I will put my sled on a dyno before the winter. Once I know the rpm for the peak HP and peak torque I will overhaul my clutches with new settings.

krat

sleddude
08-02-2008, 09:49 PM
I have an 06 900 166 and got 430 miles out of my 080 belt so I went to the 115 belt and put in some vents and got a couple hunderd more out of it. I geared it down this spring and from listening to guy's on here that should solve the problem. Your sled is the same setup as mine is all you need to do is take the chain case cover off and put a 19t on top and a 42t on bottom you can use the same chain. Refill your chain case with ATF transmission fluid when your done. It will pull and climb like a monster plus less belt heat and trench less. One other thing I did was have the shop install the torque arm and I put on the torque stop from SLP. When it was there they said my factory torque stop was off by over a 1/4in. so you might check that. pm me if you have any questions.

Ron
08-03-2008, 07:01 AM
The 115 belt will outlast the 080 by a bunch but requires changes to clutch setup (Bl/Purple spring) & shimming the drive clutch sheave for the 115 that is slightly wider.
Add checking motor mounts (known issue) to the above list.

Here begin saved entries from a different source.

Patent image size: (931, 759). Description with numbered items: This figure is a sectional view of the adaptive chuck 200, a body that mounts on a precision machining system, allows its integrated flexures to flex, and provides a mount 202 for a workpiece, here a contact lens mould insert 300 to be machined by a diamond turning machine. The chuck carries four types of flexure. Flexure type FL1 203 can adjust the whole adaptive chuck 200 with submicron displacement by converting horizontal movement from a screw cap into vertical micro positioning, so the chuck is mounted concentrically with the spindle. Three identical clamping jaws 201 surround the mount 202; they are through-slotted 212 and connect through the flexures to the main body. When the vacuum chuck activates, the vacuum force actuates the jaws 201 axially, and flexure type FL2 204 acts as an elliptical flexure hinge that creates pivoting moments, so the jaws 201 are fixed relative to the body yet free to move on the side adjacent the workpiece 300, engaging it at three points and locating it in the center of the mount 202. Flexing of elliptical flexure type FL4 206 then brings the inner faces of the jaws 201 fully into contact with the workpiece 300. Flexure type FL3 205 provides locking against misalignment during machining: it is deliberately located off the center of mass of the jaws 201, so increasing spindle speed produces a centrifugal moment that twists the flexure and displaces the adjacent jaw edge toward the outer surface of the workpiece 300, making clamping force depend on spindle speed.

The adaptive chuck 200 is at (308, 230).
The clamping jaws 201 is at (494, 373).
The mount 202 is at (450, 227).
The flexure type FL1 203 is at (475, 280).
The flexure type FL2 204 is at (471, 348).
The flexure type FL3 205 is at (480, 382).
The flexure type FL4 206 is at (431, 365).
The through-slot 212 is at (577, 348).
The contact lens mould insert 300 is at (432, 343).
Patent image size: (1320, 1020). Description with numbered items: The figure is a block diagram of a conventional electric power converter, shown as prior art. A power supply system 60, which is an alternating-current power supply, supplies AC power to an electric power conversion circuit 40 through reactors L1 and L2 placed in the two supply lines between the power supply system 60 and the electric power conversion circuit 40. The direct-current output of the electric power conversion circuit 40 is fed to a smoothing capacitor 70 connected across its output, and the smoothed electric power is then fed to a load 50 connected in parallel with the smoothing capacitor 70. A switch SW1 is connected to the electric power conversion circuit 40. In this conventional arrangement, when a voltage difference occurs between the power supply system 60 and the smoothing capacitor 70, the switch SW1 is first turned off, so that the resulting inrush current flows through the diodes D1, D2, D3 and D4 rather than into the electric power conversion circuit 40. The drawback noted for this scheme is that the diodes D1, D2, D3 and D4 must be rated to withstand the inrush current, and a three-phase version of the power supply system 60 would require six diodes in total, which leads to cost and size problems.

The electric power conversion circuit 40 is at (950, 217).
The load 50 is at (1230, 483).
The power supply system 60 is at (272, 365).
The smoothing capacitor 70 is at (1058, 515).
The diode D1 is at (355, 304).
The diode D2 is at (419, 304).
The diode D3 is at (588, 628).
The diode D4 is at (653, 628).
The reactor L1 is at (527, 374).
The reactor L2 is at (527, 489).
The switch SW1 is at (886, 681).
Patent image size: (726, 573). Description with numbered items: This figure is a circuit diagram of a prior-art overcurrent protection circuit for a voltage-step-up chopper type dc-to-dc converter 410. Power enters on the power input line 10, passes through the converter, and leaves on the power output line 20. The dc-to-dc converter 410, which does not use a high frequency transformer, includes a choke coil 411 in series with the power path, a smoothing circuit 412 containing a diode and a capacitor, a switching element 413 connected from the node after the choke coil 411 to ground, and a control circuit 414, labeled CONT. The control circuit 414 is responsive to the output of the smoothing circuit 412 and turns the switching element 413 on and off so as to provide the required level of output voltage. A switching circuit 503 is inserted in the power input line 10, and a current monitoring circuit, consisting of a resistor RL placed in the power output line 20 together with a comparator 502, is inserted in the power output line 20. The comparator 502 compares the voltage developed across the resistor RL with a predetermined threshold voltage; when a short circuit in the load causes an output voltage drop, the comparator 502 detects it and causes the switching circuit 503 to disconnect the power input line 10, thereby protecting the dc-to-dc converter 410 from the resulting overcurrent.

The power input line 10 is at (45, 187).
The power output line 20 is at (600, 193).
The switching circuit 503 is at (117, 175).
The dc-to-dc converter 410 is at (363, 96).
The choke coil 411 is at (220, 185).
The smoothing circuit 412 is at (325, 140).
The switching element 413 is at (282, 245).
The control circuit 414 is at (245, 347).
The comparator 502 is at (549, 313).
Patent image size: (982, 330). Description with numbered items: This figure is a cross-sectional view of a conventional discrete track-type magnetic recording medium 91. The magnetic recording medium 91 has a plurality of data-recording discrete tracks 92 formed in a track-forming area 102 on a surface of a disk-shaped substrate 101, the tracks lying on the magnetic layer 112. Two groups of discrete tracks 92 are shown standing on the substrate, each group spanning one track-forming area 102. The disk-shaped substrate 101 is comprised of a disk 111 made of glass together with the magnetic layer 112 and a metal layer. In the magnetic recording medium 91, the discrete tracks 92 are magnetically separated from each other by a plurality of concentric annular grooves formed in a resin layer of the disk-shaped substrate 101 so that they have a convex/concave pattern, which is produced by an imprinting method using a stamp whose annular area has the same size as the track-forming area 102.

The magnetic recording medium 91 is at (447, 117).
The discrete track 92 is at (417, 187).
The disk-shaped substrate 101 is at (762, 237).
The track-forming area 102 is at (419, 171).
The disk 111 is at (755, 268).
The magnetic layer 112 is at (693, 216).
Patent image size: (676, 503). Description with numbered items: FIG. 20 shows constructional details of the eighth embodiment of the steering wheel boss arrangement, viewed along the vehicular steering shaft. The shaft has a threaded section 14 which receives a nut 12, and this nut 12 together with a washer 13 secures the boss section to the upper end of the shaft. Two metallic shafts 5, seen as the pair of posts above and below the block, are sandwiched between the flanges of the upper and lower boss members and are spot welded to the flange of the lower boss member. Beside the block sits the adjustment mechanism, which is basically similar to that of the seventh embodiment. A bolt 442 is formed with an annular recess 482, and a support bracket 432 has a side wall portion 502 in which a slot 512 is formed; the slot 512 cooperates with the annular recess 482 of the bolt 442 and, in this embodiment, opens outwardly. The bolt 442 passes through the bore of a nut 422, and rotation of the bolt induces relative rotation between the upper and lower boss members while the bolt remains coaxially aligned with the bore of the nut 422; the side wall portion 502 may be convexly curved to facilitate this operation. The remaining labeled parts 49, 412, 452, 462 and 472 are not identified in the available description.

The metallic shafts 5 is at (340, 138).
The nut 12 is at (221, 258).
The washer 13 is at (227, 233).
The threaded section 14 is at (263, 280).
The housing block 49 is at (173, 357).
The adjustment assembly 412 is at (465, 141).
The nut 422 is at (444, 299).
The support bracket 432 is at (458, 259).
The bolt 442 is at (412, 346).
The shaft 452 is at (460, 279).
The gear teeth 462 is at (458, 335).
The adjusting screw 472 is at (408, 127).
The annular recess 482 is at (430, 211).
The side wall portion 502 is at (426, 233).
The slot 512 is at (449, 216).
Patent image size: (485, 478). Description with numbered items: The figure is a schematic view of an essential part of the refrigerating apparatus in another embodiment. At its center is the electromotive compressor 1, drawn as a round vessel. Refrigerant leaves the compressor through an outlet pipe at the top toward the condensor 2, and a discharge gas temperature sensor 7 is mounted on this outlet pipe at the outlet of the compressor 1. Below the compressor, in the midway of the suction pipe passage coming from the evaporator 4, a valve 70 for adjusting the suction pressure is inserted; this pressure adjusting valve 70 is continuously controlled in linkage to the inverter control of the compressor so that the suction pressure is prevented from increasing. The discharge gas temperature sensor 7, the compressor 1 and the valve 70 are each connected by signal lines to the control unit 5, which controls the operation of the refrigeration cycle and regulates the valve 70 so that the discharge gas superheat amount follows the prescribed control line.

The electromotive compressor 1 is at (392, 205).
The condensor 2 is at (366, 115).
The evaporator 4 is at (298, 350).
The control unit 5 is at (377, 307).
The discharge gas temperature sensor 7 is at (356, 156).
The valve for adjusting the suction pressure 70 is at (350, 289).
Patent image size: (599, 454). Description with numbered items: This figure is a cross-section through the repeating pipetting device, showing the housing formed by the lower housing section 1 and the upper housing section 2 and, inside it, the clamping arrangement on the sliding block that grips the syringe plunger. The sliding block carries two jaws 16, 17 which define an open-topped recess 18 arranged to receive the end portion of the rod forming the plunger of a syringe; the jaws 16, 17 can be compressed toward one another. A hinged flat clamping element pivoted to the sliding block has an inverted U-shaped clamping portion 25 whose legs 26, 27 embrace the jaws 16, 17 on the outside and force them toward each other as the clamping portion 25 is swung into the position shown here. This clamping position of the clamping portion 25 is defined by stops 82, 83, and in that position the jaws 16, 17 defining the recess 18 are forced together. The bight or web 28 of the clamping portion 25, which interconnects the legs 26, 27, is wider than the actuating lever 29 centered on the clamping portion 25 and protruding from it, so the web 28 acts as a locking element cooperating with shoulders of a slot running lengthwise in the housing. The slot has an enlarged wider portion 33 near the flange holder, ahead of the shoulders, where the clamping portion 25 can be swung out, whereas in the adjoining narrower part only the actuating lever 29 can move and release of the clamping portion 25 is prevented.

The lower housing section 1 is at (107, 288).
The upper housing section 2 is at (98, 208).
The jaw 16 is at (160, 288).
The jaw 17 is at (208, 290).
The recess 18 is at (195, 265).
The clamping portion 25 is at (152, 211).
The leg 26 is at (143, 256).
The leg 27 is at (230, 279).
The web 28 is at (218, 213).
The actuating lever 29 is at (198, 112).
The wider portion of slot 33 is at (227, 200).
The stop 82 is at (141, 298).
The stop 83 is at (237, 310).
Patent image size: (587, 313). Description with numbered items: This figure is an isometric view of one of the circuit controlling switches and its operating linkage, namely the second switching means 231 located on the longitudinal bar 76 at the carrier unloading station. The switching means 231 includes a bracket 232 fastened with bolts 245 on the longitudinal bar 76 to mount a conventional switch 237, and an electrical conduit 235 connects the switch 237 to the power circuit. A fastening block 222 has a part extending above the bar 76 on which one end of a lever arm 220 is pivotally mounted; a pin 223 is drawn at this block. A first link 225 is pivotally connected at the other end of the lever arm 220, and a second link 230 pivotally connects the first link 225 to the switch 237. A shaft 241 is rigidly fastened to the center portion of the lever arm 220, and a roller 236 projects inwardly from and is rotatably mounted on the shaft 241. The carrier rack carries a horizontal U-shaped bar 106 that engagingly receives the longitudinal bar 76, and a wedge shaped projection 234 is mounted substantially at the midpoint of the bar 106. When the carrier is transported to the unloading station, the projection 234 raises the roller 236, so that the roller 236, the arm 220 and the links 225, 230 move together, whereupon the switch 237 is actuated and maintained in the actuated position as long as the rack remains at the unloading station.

That's why Poo quit producing those engines-couldn't get MM's to last.

polarisman
08-04-2008, 08:30 AM
Thanks for all your guys input, i've been making some calls to dealer and reading the posting and it sound like putting the slp torque/push arms and the hot air elimination kit on will help, still not sure about putting the 115 belt on or not. How much longer should the belt last? Is the slp torque/push arms hard to put on or do i need to take it to a dealer. I was also thinking on putting an slp can on would that get rid of some heat under the hood.

mountainhorse
08-06-2008, 12:59 AM
The torque arms will help.

Go with some good vents on the side panels to get heat out.

What is your current clutch setup. (weights, spring, helix, secondary spring and gearing)

Also, MOST of the sleds that Ive looked at (900/700's) do not have the clutches shimmed correctly for the .020" side clearance, or the deflection set correctly.

The problem with the 900/700's is that you cannot align the clutches if they are off... there is no adjustment for this.

Good luck...

I'd go with the 3211115 belt if it were my sled.

The 2006 mounts were much improved over the 2005's... but can cause problems.

Also, the bolts that mount the front motor mount plate to the bulkhead are prone to breaking... replace those bolts with grade 8 or 9 bolts.... the same for the rear mounts.
The 2 bolts that hold the mounts to the engine are also prone to breakage... inspect them as well.

NewfieBullet1973
08-06-2008, 10:05 AM
We geared my sled down last year and added the torque arm/stop as well as some work on the clutch and a SLP can/pipe. I installed the new belt (115) at the start of the year (had the belt deflection adjusted) and got the whole year out of the belt (1300 miles) and still seems OK. I am adding some vents this year so it should be even better for belt life.

sleddude
08-06-2008, 08:09 PM
You have to pull the primary to install the torque arm.